Three of these marvellous quartets for flute and string trio were composed in 1777/78 during Mozart’s first extended tour without his father. The three quartets K. 285, 285a, 285b are undoubtedly among the most outstanding works in the genre. They share a lightsome, carefree quality with the typical shades of melancholy in the slow movements.
The sparkling Quartet in D K.285 is a virtuoso outing for all four instruments. Although the flute has the upper part in the lightning-fast opening concertante movement and the spirited concluding Rondeau, the string trio are also given strikingly brilliant, soloistic parts, creating a dense web of spirited, dazzling sallies and engagements. The central movement is a Romance with a melting flute melody against string pizzicatos – a sort of serenade with guitar accompaniment for his then love (future sister-in-law) Aloysia Weber, Constanze’s sister.
The elegant second Quartet in G K.285a is indebted to Johann Sebastian Bach’s youngest son, Johann Christian, who wrote quartets that were very similar in concept and idiom. At the age of eight Mozart had taken lessons with J.C. Bach while in London, and as late as 1778 he wrote: ‘I love him… with all my heart and feel deep respect for him’. Following the ‘London’ Bach’s example, the quartet comprises a substantial opening Andante in sonata form and a lively minuet.
The third Quartet in C K.285b is also in two movements. An effervescent movement in sonata form is followed by an elegant set of variations providing a solo variation for each of the four instruments. There follows a dreamy slow variation, before the music snaps back out of its metaphysical mood and into the here-and-now with a clownish minuet-cum-scherzo.
The Quartet in G K.370, though originally an oboe quartet in F, was first published in 1801 by the Bureau de Musique, Leipzig, in the G major arrangement for flute and strings. Transposing an oboe piece up a full tone was then common practice in flute adaptations, but in this instance,we are dealing with a genuine arrangement involving substantial modifications.
The Quartet in A K.298 is very different. It is of the Quatuor d’airs dialogués type, a popular Parisian form where each movement quotes an aria by a fellow composer or a tune that is widely known. The theme of the first movement is Franz Anton Hoffmeister’s song ‘An die Natur’. The central section of the ensuing minuet quotes the old French song ‘Il a des bottes, des bottes Bastien’. Finally, in the last movement, the theme is taken from Giovanni Paisiello’s opera Gli schiavi per amore. He used the aria ‘Chi mi mostra dolce amore’ (Who will show me sweet love) as the theme for the final movement.

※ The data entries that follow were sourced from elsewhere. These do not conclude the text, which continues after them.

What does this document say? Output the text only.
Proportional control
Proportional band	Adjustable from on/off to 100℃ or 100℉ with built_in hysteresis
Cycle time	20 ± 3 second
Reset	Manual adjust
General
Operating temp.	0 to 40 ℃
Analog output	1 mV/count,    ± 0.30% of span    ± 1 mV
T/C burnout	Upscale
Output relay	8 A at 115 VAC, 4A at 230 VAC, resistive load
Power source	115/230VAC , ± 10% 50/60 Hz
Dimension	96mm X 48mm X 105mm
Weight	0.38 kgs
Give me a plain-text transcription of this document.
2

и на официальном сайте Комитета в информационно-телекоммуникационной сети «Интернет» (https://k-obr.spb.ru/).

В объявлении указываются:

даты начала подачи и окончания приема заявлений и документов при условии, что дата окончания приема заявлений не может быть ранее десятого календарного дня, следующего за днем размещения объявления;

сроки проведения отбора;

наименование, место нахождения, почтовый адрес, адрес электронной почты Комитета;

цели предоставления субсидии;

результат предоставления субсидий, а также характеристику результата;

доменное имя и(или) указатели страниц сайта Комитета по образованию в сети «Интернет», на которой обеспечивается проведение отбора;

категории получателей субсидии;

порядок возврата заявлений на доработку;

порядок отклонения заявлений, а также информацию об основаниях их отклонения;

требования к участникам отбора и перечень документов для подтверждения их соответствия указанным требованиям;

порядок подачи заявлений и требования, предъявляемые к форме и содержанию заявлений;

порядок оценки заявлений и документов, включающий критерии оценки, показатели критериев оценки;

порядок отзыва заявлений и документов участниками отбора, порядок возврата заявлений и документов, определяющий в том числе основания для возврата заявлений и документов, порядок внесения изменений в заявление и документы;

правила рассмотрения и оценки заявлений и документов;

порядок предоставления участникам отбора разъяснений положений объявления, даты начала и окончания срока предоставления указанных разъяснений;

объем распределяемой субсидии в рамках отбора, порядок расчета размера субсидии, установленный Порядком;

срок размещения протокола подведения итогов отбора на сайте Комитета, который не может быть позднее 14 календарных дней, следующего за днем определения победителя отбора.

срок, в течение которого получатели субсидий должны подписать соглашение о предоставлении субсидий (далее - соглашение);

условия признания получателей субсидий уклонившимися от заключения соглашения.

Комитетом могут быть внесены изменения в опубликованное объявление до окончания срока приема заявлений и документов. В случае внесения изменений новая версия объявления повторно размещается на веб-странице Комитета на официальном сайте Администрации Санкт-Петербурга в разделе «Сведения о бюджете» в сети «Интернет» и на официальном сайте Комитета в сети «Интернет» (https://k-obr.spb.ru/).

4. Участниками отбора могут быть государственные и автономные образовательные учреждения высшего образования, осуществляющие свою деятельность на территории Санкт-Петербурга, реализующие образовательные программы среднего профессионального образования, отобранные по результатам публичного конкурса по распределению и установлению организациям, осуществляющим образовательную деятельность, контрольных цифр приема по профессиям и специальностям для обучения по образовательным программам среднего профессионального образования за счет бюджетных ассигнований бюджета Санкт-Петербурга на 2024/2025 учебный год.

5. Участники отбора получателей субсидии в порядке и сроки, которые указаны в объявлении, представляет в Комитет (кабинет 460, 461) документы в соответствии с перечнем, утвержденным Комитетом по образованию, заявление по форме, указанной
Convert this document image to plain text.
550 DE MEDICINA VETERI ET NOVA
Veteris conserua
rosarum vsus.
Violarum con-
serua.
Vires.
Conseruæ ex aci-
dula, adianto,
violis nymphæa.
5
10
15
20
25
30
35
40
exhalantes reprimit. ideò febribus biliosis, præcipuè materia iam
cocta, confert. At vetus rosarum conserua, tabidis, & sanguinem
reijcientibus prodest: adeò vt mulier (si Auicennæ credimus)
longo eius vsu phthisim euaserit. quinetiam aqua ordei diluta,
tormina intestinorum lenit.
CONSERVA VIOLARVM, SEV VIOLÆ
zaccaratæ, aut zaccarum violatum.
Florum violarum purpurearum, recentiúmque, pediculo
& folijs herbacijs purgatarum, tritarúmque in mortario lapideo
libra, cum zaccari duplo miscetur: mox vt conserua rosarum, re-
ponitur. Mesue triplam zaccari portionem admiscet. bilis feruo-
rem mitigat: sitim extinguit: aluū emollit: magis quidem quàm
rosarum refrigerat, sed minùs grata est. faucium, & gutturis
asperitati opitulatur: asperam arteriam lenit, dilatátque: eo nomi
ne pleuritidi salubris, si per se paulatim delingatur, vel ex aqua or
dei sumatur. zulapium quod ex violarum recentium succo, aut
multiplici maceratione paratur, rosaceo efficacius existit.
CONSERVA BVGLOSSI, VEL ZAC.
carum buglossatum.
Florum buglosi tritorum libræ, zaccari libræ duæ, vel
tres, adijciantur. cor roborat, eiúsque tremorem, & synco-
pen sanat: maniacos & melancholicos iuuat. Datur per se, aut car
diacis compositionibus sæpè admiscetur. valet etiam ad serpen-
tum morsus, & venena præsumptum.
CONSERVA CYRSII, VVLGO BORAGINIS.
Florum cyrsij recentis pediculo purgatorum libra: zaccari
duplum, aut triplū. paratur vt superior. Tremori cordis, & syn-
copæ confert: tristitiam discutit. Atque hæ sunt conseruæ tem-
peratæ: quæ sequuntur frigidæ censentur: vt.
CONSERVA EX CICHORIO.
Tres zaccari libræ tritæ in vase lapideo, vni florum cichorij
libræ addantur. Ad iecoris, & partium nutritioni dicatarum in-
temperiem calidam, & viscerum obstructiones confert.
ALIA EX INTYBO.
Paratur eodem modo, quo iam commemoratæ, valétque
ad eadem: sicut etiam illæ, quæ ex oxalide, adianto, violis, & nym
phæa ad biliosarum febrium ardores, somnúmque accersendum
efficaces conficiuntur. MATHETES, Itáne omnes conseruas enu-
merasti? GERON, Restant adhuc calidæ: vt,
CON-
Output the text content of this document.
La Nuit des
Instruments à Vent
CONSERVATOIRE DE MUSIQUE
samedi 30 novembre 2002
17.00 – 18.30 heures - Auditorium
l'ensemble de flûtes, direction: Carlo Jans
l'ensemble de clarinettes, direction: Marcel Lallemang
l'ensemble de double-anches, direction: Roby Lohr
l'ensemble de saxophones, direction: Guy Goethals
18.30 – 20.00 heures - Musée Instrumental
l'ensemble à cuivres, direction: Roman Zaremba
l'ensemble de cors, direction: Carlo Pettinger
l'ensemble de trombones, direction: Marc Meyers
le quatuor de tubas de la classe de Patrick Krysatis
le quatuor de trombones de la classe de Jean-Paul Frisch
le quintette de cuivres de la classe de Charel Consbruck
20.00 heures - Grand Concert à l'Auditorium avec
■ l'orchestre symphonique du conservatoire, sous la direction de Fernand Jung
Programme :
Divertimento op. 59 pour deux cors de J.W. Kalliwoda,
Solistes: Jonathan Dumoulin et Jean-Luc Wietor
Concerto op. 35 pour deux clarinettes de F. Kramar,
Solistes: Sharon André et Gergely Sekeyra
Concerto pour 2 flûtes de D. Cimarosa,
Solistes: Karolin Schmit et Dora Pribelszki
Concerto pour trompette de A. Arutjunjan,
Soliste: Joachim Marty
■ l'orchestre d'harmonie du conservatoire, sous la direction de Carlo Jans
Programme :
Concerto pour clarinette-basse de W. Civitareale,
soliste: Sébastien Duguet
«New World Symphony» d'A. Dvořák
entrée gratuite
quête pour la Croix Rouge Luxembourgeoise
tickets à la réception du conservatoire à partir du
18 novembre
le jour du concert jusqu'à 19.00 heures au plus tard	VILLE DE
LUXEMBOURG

This piece completes our cycle of five Mozart chamber works, taking us from Mannheim to Vienna via Munich. Their five different conceptions and characters represent the quartet for flute, violin, viola and cello in its noblest form and set the benchmark for all subsequent quartets composed for these forces.
· Recorded in January 2023, Theodor-Egel-Saal, Freiburg, Germany
· Booklet in English contains liner notes by Karl Kaiser, and a profile of the ensemble
- In Mozart’s (1756-1791) time, the traverse flute underwent some important changes. By the addition of a number of keys and a reconstruction of the body, the head and the keyholes the tone and power of the sound were increased substantially, thus gaining the status of a serious solo instrument.
- Mozart seemed to have had a certain aversion to the instrument. When writing the flute quartets he complained: “I soon got tired of writing for the same instrument (which I cannot bear)”. He wrote the flute quartets for the Dutch flutist De Jean, with whom he had a business dispute, and therefore disliked him very much. The quartets however show no trace of chagrin: they are delightful works, sparkling, melodious and vintage Mozart, they firmly hold their place in the standard concert repertoire.
- The Ardinghello Ensemble plays chamber music of the classical-romantic period. Playing on historical flutes and with historical bows, as well as studying sources and research, strengthen the emotional access to the music of the era. They play the quartets with cadenzas and improvised passages, as Mozart wanted them to be performed. As a bonus they play the first version of the Oboe Quartet KV 307.